Beaucoup de personnes n’anticipent pas leur future dépendance, et se retrouvent confrontées à un handicap dû au vieillissement. Peut-on faire évoluer les mentalités ?

Si on donne plus de visibilité aux situations de handicap, on fait comprendre aux Français que cela peut leur arriver demain sans dramatiser les choses. Un chantier va être ouvert avec Agnès Buzyn à la rentrée sur la prise en compte de la dépendance. Il faut qu’on puisse rapprocher les besoins des personnes handicapées vieillissantes et des personnes âgées. Un autre chantier est l’accès au droit puisque, aujourd’hui, en France, il faut prouver sa situation de handicap en passant en permanence des évaluations. C’est l’objet du rapport d’Adrien Taquet « Plus simple la vie », qui va jusqu’à parler de « harcèlement administratif », et dont nous expertisons les propositions afin d’annoncer rapidement des grands axes de simplification. Si un handicap est stable et déjà évalué, il faut ouvrir certains droits à vie. Il s’agit de rétablir la confiance entre personnes et administration, même si « confiance » peut vouloir dire « contrôle ».

Qu’en est-il de l’amélioration de l’accès aux soins des personnes handicapées ?

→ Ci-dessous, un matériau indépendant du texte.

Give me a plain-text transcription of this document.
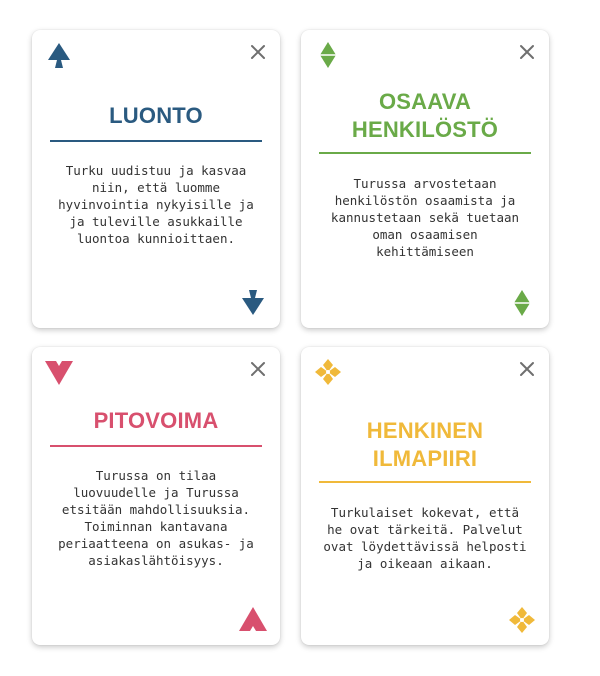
LUONTO
Turku uudistuu ja kasvaa niin, että luomme hyvinvointia nykyisille ja ja tuleville asukkaille luontoa kunnioittaen.
OSAAVA HENKILÖSTÖ
Turussa arvostetaan henkilöstön osaamista ja kannustetaan sekä tuetaan oman osaamisen kehittämiseen
PITOVOIMA
Turussa on tilaa luovuudelle ja Turussa etsitään mahdollisuuksia. Toiminnan kantavana periaatteena on asukas- ja asiakaslähtöisyys.
HENKINEN ILMAPIIRI
Turkulaiset kokevat, että he ovat tärkeitä. Palvelut ovat löydettävissä helposti ja oikeaan aikaan.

A ce sujet, on constate un problème de prévention : pour un diagnostic d’un cancer du sein pour une femme en établissement médico-social, la tumeur sera dix fois supérieure à celle d’une personne en ville… Il y a un manque d’accompagnement vers le soin, d’adaptation des cabinets médicaux, de recours à des complémentaires pour minimiser les restes à charge. Les professionnels doivent pouvoir sortir des établissements, aller vers l’hôpital. Et à l’inverse ils doivent pouvoir se déplacer des hôpitaux vers les établissements médico-sociaux. Beaucoup de personnes handicapées n’ont pas recours à une complémentaire par usure sociale car les dossiers sont complexes. C’est interpellant sur la capacité de l’Etat à accompagner les plus fragiles dans l’exercice de leurs droits. Ce n’est pas la prestation qui fait défaut mais le recours à cette prestation. Nous n’avons pas à rougir en France de l’aide financière apportée aux personnes, mais il ne faut pas oublier le chaînon manquant de l’accompagnement.

Un décret(1) permet de moduler les dotations des établissements médico-sociaux en fonction d’objectifs qui tiennent plus du respect d’un taux d’occupation maximal que de l’inscription dans un parcours de vie. N’est-ce pas un frein pour que ces établissements s’inscrivent dans le cadre de la « réponse accompagnée pour tous » ?

Non, c’est un outil de négociation avec chaque établissement. On ne peut pas se contenter de dire qu’il y a des milliers de personnes sans solution alors qu’il y a des places vacantes. C’est l’optimisation maximale des ressources du pays au service des personnes handicapées. Si les associations gestionnaires pensent que c’est un frein, on pourra en rediscuter.

Sophie Cluzel

Diplômée de Sup’ de Co’ Marseille, Sophie Cluzel fonde plusieurs associations de scolarisation d’enfants handicapés, avant de présider la Fnaseph et d’administrer l’Unapei.

Notes

(1) Décret n° 2018-519 du 27 juin 2018.